Jackson__ · 3 months ago
This appears to be a classic vision fail on the VLM's part. Which is entirely unsurprising for anyone who has used open VLMs for anything except ""benchmarks"" in the past two god damn years. The field is in a truly embarrassing state, where they pride themselves how it can solve equations off a blackboard, yet couldn't even accurately read a d20 dice roll among many other things. I've tried (and failed) to have VLMs accurately caption images for such a long time, yet anytime I check on the output it is blindingly clear that these models are awful at actually _seeing things_.
Ianjit · 3 months ago
5-10 years and Radiologists will be out of a Job, just you wait and see.
throwaway13337 · 3 months ago
I don't think it was rigged.

Having claude run the browser and then take a screenshot to debug gives similar results. It's why doing so is useless even though it would be so very nice if it worked.

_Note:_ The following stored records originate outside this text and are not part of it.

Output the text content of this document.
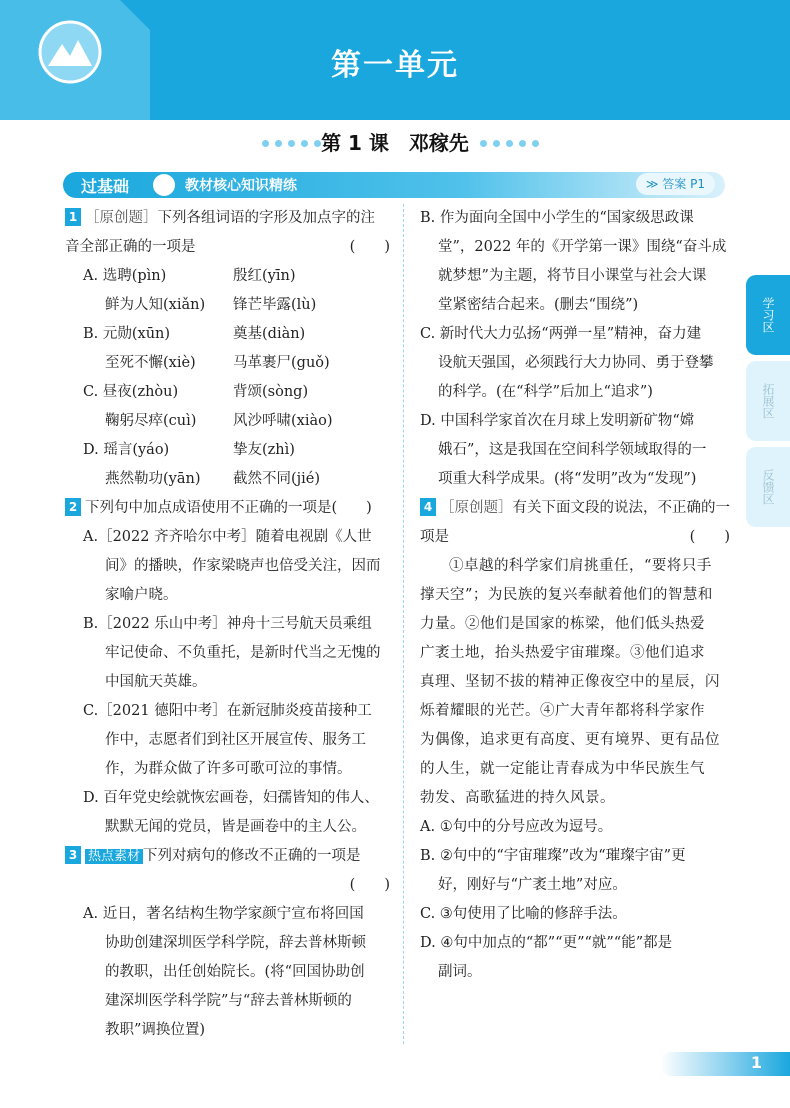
第一单元
第 1 课　邓稼先
过基础	教材核心知识精练	≫ 答案 P1
1 ［原创题］下列各组词语的字形及加点字的注
音全部正确的一项是	(　　)
A. 选聘(pìn)	殷红(yīn)
鲜为人知(xiǎn)	锋芒毕露(lù)
B. 元勋(xūn)	奠基(diàn)
至死不懈(xiè)	马革裹尸(guǒ)
C. 昼夜(zhòu)	背颂(sòng)
鞠躬尽瘁(cuì)	风沙呼啸(xiào)
D. 瑶言(yáo)	挚友(zhì)
燕然勒功(yān)	截然不同(jié)
2 下列句中加点成语使用不正确的一项是(　　)
A.［2022 齐齐哈尔中考］随着电视剧《人世
间》的播映，作家梁晓声也倍受关注，因而
家喻户晓。
B.［2022 乐山中考］神舟十三号航天员乘组
牢记使命、不负重托，是新时代当之无愧的
中国航天英雄。
C.［2021 德阳中考］在新冠肺炎疫苗接种工
作中，志愿者们到社区开展宣传、服务工
作，为群众做了许多可歌可泣的事情。
D. 百年党史绘就恢宏画卷，妇孺皆知的伟人、
默默无闻的党员，皆是画卷中的主人公。
3 热点素材 下列对病句的修改不正确的一项是
(　　)
A. 近日，著名结构生物学家颜宁宣布将回国
协助创建深圳医学科学院，辞去普林斯顿
的教职，出任创始院长。(将“回国协助创
建深圳医学科学院”与“辞去普林斯顿的
教职”调换位置)
B. 作为面向全国中小学生的“国家级思政课
堂”，2022 年的《开学第一课》围绕“奋斗成
就梦想”为主题，将节目小课堂与社会大课
堂紧密结合起来。(删去“围绕”)
C. 新时代大力弘扬“两弹一星”精神，奋力建
设航天强国，必须践行大力协同、勇于登攀
的科学。(在“科学”后加上“追求”)
D. 中国科学家首次在月球上发明新矿物“嫦
娥石”，这是我国在空间科学领域取得的一
项重大科学成果。(将“发明”改为“发现”)
4 ［原创题］有关下面文段的说法，不正确的一
项是	(　　)
①卓越的科学家们肩挑重任，“要将只手
撑天空”；为民族的复兴奉献着他们的智慧和
力量。②他们是国家的栋梁，他们低头热爱
广袤土地，抬头热爱宇宙璀璨。③他们追求
真理、坚韧不拔的精神正像夜空中的星辰，闪
烁着耀眼的光芒。④广大青年都将科学家作
为偶像，追求更有高度、更有境界、更有品位
的人生，就一定能让青春成为中华民族生气
勃发、高歌猛进的持久风景。
A. ①句中的分号应改为逗号。
B. ②句中的“宇宙璀璨”改为“璀璨宇宙”更
好，刚好与“广袤土地”对应。
C. ③句使用了比喻的修辞手法。
D. ④句中加点的“都”“更”“就”“能”都是
副词。
学习区
拓展区
反馈区
1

Somewhere in the pipeline, they get lazy or ahead of themselves and just interpret what they want to in the picture they see. They want to interpet something working and complete.

I can imagine it's related the same issue with LLMs pretending tests work when they don't. They're RL trained for a goal state and sometimes pretending they reached the goal works.

It wasn't the wifi - just genAI doing what it does.

dfedbeef · 3 months ago
For tiny stuff, they are incredible auto-complete tools. But they are basically cover bands. They can do things that have been done to death already. They're good for what they're good for. I wouldn't have bet the farm on them.
8note · 3 months ago
i have a lot of difficulty getting claude to understand arrows in pictures.